Середкин бросил окурок на землю, затоптал ногой.

– Может, я и не пришел бы. Да этот Виднов – дерьмо. Хвалился, как девчонок портил, снимал голяком... Ребята сказывали, что он здесь, когда в палатках стояли, какую-то Шелк в степь водил. Будто бы на цыганку похожа. Знаешь такую?
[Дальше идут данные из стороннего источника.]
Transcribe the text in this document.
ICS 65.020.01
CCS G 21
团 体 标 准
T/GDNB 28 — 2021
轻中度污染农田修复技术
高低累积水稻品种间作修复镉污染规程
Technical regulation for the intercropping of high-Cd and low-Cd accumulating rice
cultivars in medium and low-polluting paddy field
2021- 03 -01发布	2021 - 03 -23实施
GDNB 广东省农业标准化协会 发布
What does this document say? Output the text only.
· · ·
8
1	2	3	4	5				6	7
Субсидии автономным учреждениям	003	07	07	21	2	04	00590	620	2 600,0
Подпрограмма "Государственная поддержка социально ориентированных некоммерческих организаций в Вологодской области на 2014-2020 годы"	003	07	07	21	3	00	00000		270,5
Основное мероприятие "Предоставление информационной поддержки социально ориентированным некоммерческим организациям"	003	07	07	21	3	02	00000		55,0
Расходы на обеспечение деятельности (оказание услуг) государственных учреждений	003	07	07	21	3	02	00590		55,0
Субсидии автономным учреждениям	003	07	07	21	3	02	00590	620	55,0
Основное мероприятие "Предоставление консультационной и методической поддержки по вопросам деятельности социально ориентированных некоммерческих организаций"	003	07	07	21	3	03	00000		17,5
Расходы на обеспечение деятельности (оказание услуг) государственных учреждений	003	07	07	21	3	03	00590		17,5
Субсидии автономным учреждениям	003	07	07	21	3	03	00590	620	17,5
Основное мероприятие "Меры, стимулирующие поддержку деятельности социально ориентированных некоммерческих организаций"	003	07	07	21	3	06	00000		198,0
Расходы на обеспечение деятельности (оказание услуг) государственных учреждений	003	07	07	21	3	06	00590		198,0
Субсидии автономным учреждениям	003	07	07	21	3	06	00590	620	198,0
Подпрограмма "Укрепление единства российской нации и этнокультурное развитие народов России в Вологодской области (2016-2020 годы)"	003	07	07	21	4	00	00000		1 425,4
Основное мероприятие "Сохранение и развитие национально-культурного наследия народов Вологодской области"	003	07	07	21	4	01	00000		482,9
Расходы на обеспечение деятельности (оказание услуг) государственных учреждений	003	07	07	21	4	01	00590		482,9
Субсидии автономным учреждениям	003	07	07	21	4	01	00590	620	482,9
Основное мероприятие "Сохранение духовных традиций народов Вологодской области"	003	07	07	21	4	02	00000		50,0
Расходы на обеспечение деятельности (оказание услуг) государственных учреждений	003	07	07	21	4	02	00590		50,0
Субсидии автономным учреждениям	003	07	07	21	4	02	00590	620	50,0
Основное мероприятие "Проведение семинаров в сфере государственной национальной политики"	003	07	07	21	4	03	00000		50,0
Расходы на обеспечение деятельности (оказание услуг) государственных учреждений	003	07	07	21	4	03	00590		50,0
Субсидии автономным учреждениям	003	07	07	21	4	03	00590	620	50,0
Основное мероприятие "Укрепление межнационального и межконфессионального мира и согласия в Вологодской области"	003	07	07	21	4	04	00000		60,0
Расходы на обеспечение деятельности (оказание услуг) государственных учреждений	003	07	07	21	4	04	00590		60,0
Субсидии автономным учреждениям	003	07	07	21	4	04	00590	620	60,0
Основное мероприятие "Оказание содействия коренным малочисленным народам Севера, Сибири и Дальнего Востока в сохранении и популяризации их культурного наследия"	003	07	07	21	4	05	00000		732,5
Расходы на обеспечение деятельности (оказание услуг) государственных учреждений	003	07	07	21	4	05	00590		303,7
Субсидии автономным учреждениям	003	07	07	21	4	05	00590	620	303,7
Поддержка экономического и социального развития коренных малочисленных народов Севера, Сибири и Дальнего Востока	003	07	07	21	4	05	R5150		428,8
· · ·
Мамбетов, слушая, вспоминал последнюю встречу с Санкевичем, его рассказ о Виднове, о несчастье с Шелк. Похоже было, что Середкин говорил дело.

– Ну, я пошел.

– Куда же?

– В «Сольтрест» подамся. Как думаешь, возьмут?

– Пойдем ко мне, позвоню.

– Ну, позвони.

Они прошли в кабинет Мамбетова мимо Марии Ивановны – постоянного и верного стража дверей Мамбетова. Она удивилась тому, что пришелец еще задержался у ее начальника, а когда он вышел, Мамбетов вскоре передал ей на машинку два документа: один по делу «Незваного гостя», другой – на какого-то инженера экспедиции. Она, как всегда, быстро отстучала оба документа, не предполагая, какую роль они сыграют в деле «Незваного гостя».

«Битая карта»

Мамбетову ничто не приносило такого удовлетворения, как поездки в аулы, села, на полевые станы, на трассу канала – туда, где жизнь кипела ключом. Всегда с чувством облегчения он вырывался из своего кабинета на волю, в степь. На час-другой заезжал в кибитку родителей, оставлял у них Алиму и, выпив чашку кумыса, катил или скакал дальше. На первых минутах пути от родительского крова на его лице нет-нет да и появлялась довольная улыбка: мать и отец были здоровы, трудились, мальчишки росли крепышами. Но постепенно эта улыбка сходила на нет, и на лице уже появлялось выражение озабоченности.

Когда на бюро райкома Мамбетова занесли в список командируемых на уборку, он не стал отговариваться занятостью. Секретарь райкома Омаров все же спросил:

– На твоих делах не отразится?

– Сочетать буду.

– Ну, сочетай. – Омаров улыбнулся. – Только что-то долго возишься с «Незваным гостем». Он уже у тебя прижился.

– Я докладывал...

– Словом, нужно будет уехать – скажешь, – подвел Омаров черту. – За хлебец насущный тоже приходится драться.

Уборка была уже в разгаре. На поселок повевало не полынком, как весною, а хлебными запахами. Они при ходили со степи сами собою и врывались с нагруженными зерном машинами. Эти запахи манили в степь, звали к полям. И Мамбетов уехал.

Дни побежали быстро, незаметно. Двойная нагрузка сводила на нет время отдыха, сна. Дни и ночи путались. Мамбетов успевал побывать в бригадах механизаторов, на токах, в отрядах экспедиции.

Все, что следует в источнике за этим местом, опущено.